I’ve learned in my program of recovery to enjoy the moment, live in the present and trust the process. And I can still dream. I am learning not to live in the future, rather work toward it. If I want a sober and clean life it begins one day at a time and gradually the days begin to add up. At first it’s difficult. It’s change from the norm and out of my comfort zone.  With the Twelve Steps, it gets easier. I have to do the work. My dreams are the same. I have to work at them. I have to take that first step toward them today and another step tomorrow. And it all starts by stepping off the stool.

Life on Life’s Terms

I grew up with my fair share of stubborness. After all, I used to say, I’m half Irish and half Dutch, so being stubborn is totally infused in my blood. If I knew something to be true, it was true and that was it. Period. It was important for others to understand my point of view, which I was quite sure, was the correct one.
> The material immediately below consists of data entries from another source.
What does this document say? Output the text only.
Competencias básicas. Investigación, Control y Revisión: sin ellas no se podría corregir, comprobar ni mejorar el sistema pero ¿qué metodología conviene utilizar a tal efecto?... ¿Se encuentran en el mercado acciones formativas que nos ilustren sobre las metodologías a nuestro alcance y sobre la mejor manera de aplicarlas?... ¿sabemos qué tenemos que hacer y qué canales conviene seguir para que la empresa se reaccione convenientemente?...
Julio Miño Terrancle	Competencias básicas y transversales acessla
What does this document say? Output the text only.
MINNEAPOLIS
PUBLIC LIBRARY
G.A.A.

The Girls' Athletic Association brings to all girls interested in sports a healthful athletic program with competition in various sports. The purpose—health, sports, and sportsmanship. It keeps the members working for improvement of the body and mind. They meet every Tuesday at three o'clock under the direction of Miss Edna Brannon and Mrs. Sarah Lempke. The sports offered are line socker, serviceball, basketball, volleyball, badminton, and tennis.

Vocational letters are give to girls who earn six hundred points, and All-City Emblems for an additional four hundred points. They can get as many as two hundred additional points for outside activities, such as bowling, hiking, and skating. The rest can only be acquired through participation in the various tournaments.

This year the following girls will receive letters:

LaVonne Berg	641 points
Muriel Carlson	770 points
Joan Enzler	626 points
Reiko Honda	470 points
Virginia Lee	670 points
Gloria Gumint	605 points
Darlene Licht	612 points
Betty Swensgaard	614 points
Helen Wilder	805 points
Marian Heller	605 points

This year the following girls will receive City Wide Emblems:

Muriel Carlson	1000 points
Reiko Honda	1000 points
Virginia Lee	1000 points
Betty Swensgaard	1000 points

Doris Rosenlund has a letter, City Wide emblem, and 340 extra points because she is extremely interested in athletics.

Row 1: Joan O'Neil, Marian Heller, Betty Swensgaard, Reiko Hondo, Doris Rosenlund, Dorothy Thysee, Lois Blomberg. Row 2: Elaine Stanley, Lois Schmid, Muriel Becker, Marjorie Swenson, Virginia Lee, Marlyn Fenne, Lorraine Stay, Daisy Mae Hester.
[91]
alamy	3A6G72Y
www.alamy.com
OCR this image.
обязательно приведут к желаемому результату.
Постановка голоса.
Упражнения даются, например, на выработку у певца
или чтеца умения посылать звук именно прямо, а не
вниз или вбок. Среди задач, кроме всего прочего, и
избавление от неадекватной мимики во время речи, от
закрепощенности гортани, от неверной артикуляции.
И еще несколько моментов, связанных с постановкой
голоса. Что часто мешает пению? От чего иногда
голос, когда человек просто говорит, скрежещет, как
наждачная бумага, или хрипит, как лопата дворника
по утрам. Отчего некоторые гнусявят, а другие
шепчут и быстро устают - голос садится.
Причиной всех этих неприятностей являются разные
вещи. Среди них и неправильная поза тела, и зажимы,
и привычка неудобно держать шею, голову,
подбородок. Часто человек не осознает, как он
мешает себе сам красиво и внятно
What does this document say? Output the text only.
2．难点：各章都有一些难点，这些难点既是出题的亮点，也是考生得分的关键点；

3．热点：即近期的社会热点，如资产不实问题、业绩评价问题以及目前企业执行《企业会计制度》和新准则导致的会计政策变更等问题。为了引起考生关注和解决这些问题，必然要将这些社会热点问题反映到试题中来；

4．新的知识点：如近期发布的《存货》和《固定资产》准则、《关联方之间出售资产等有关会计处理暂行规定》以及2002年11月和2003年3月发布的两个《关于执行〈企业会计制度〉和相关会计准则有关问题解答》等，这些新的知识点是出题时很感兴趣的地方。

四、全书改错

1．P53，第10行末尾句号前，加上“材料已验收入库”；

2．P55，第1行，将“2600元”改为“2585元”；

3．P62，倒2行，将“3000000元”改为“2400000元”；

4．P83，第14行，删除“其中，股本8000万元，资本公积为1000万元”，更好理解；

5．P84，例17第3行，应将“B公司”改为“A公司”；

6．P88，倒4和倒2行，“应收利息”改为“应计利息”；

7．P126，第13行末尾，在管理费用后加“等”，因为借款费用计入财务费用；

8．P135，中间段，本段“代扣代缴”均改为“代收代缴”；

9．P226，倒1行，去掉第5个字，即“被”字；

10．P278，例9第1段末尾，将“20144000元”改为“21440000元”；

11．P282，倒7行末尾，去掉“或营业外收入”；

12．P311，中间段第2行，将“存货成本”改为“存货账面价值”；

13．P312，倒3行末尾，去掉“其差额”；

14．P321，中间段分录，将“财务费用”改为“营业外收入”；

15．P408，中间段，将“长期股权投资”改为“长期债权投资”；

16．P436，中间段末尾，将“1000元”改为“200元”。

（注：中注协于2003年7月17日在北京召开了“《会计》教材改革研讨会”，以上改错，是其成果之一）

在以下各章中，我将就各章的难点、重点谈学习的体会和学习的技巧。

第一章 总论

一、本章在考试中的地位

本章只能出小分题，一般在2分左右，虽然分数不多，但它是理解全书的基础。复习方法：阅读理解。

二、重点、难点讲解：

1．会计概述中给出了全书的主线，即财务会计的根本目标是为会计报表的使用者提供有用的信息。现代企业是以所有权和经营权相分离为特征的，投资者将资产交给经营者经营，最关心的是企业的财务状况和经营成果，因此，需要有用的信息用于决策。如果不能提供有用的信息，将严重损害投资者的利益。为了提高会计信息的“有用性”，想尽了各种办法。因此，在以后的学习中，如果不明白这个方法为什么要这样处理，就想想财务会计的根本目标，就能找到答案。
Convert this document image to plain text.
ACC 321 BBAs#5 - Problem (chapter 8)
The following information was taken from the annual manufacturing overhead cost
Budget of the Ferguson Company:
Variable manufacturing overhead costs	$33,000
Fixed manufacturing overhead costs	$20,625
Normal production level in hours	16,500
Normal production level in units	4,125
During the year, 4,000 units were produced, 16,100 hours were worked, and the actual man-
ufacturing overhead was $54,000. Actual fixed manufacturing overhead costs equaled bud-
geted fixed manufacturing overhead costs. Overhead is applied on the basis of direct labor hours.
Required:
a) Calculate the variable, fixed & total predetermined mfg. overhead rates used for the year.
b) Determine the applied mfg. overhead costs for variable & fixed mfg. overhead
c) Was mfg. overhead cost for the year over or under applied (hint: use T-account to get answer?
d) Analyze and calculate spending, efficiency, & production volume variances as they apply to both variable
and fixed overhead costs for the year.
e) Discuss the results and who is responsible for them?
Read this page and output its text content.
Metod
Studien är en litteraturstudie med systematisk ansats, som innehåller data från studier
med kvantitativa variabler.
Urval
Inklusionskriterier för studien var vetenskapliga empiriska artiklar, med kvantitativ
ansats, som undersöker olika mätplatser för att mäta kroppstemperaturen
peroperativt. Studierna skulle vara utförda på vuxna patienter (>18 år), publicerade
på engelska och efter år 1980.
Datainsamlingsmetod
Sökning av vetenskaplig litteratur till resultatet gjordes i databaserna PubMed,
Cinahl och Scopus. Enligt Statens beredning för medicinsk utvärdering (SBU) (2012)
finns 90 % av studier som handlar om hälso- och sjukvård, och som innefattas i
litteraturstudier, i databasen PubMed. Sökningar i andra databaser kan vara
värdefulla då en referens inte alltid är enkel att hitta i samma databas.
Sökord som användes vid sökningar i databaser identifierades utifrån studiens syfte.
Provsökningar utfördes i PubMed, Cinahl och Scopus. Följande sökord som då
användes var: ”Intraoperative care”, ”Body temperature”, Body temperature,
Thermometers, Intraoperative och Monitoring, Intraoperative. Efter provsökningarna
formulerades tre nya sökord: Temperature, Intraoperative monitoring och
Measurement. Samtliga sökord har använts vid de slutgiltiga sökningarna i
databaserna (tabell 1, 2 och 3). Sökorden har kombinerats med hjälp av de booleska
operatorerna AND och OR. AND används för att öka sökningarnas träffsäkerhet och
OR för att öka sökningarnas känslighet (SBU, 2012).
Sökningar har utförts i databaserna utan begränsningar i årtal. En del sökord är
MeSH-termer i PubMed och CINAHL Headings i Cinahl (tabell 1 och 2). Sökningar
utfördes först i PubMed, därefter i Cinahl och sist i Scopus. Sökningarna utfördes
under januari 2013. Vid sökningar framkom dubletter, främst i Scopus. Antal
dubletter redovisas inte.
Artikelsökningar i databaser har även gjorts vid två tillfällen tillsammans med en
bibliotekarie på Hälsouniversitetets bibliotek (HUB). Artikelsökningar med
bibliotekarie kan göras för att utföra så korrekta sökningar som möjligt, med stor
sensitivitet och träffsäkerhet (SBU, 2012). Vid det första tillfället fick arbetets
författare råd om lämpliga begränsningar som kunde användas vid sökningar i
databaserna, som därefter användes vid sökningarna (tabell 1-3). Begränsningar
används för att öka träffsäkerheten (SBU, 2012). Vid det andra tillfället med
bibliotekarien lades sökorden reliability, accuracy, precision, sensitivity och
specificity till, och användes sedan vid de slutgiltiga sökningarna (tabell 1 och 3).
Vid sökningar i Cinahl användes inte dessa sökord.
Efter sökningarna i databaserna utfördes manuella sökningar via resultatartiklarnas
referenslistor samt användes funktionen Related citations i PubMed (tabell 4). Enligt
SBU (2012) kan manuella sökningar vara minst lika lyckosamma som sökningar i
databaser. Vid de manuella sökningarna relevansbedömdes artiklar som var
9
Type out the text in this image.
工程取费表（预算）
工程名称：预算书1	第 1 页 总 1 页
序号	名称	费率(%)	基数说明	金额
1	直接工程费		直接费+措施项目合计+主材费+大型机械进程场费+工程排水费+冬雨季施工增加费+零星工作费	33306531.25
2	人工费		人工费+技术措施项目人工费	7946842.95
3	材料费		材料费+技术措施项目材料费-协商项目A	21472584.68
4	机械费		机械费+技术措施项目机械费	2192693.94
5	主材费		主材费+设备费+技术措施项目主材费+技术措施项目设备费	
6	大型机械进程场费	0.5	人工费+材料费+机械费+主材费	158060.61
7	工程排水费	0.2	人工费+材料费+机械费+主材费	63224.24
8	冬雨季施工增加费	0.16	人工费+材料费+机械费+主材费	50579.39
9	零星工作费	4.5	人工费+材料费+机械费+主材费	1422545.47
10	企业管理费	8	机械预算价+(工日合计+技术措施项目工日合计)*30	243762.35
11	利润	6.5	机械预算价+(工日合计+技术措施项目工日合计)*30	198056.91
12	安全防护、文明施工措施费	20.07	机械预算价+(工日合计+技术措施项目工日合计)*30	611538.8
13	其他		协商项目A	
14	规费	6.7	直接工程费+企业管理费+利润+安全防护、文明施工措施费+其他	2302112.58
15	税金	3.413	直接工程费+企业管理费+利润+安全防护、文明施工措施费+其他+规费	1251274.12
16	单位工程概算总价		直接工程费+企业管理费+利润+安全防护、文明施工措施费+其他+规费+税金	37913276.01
Like most people, I tried to live life on the terms dictate by my Ego.

My Ego gave me a sense of control over the people, places and things around me. I had an education, I was a quick thinker and I could resolve problems fairly easily, so I was pretty sure that I was right most of the time. Oh sure, once in a while I might make a mistake; I am human after all. I was pretty sure that I was doing fine and that the world was in the wrong in a lot of cases. But somehow, with my bright mind and sense of right and wrong I ended up at the doors of a meeting room looking for help.  Something was wrong and it had taken me a lot of years to realize it.

Living life on Life’s terms means two things for me today. First, this little gem reminds me that I am not in control of the people and events around me. I never was. My circle of control is about as large as I can swing my arms about myself, though in reality, I’m learning that it extends maybe to the tip of my nose. I can only control how I react and respond to the people, places and things around me. I’m learning that I can’t even control my thoughts. They just seem to pop into my head. What I do with those thoughts is up to me.

Life on Life’s terms is secondly, about acceptance. It is realizing that I am not right all of the time, probably most of the time. It is accepting that I can see only one facet of a situation. It is seeing that truth is fluid and changes with new discoveries in life. The only certainties in life are that there is no certainty, and that we don’t get out of here alive.

Acceptance of life on Life’s terms isn’t about being a door mat or about giving up on life because I can’t do anything about it. It’s about living a life of integrity with the realization that I have limited control and that I don’t have all of the answers. I go forward and I will make mistakes and I will learn. Things will happen to me and those I love that I won’t like and I can get through them.

Life is not perfect in the sense that everything isn’t rainbow, butterflies and unicorns. Life on Life’s terms gives me a perspective for living that make life easier to live. I can allow life to flow along and enjoy it as it happens. I can observe those things which interest me and stay more in the moment, dropping past resentments and fears of the future. I trust the process of life and know that the river of life will always let me float along.